Most classifiers (e.g., Logistic Regression, Random Forest) output probabilities, not binary predictions. By default, a threshold of 0.50 is used to classify a prediction as positive (e.g., “popular”).
However:
- With imbalanced datasets, this default often leads to suboptimal precision, recall, or F1 scores.
- We tuned thresholds to maximize F1 score, which balances precision and recall.
Random Forest:
- Collected predicted probabilities on the validation set.
- Evaluated model performance across thresholds from 0.10 to 0.85, tracking:
- F1 Score
- Precision
- Recall
- Accuracy
- Selected the threshold that produced the best F1 score.
- At that threshold, we reported:
- Precision, Recall, F1 Score, Accuracy
- Confusion Matrix
- Classification Report
Logistic Regression:
- Repeated the same process using the scaled validation set.

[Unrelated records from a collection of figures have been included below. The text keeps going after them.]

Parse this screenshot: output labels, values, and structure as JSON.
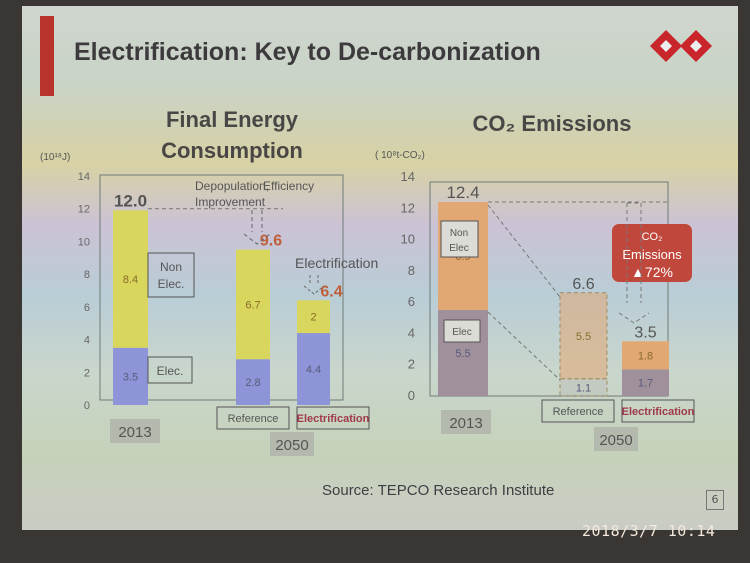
{
  "slide": {
    "title": "Electrification: Key to De-carbonization",
    "source": "Source: TEPCO Research Institute",
    "page_number": "6",
    "timestamp": "2018/3/7  10:14",
    "accent_color": "#b8332c"
  },
  "chart_data": [
    {
      "type": "bar",
      "stacked": true,
      "title": "Final Energy Consumption",
      "ylabel": "(10¹⁸J)",
      "ylim": [
        0,
        14
      ],
      "yticks": [
        0,
        2,
        4,
        6,
        8,
        10,
        12,
        14
      ],
      "categories": [
        "2013",
        "Reference",
        "Electrification"
      ],
      "group_label_2050": "2050",
      "series": [
        {
          "name": "Elec.",
          "values": [
            3.5,
            2.8,
            4.4
          ],
          "color": "#8d95d8"
        },
        {
          "name": "Non Elec.",
          "values": [
            8.4,
            6.7,
            2.0
          ],
          "color": "#d8d65c"
        }
      ],
      "totals": [
        "12.0",
        "9.6",
        "6.4"
      ],
      "annotations": [
        "Depopulation, Efficiency Improvement",
        "Electrification"
      ]
    },
    {
      "type": "bar",
      "stacked": true,
      "title": "CO₂ Emissions",
      "ylabel": "( 10⁸t-CO₂)",
      "ylim": [
        0,
        14
      ],
      "yticks": [
        0,
        2,
        4,
        6,
        8,
        10,
        12,
        14
      ],
      "categories": [
        "2013",
        "Reference",
        "Electrification"
      ],
      "group_label_2050": "2050",
      "series": [
        {
          "name": "Elec",
          "values": [
            5.5,
            1.1,
            1.7
          ],
          "color": "#a0909c"
        },
        {
          "name": "Non Elec",
          "values": [
            6.9,
            5.5,
            1.8
          ],
          "color": "#e2a874"
        }
      ],
      "totals": [
        "12.4",
        "6.6",
        "3.5"
      ],
      "callout": {
        "line1": "CO₂",
        "line2": "Emissions",
        "line3": "▲72%",
        "color": "#c0473c"
      }
    }
  ]
}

- Evaluated at the same range of thresholds and used F1 optimization to choose the best cutoff.
- Reported detailed performance metrics and confusion matrix at the selected threshold.
- Plotted Threshold vs. Metric Curves for both models:
- Allowed visual inspection of trade-offs between precision, recall, and F1 score.
- Generated Confusion Matrices at the optimized threshold for both models to visualize classification performance.
- Avoids relying on arbitrary thresholds.
- Customizes the model’s classification behavior to the specific business goal (e.g., balance vs. precision).
- Validates model robustness across different cutoff levels, especially in imbalanced settings.
This tuning ensured that we were evaluating each model fairly and optimally, rather than relying on default decision boundaries that may not reflect true performance potential.
After tuning and validating our Random Forest model using threshold optimization on the validation set, we evaluated its performance on the unseen test set to measure how well the model generalizes.
- Applied the optimized threshold (0.55) to the predicted probabilities generated by the Random Forest model.
- Computed key classification metrics including:
- Accuracy
- Precision
- Recall (Sensitivity)
- Specificity
- F1 Score
- ROC AUC
- Visualized results using:
- A confusion matrix to show classification breakdown
- An ROC curve to evaluate performance across all thresholds
-
Accuracy: 0.8873
The overall percentage of correct predictions. -
Recall (Sensitivity): 0.6241
The proportion of actual popular songs correctly identified by the model. -
Specificity: 0.9194
The proportion of non-popular songs correctly predicted as not popular. -
Precision: 0.4853
Of all the songs predicted to be popular, 48.5% were truly popular. -
F1 Score: 0.5460
A balanced metric combining precision and recall. -
AUC: 0.8857
The model’s ability to rank predictions correctly across all thresholds.
The Random Forest model achieved strong generalization performance on the test set. It balanced recall and precision well given the class imbalance and showed excellent ranking ability with an AUC of 0.8857.
This performance confirms that the model is suitable for real-world use cases such as:
- Filtering likely breakout songs
- Recommending high-potential tracks
- Prioritizing songs for promotion or analysis
All final metrics and plots were computed without any exposure to test data during training or validation.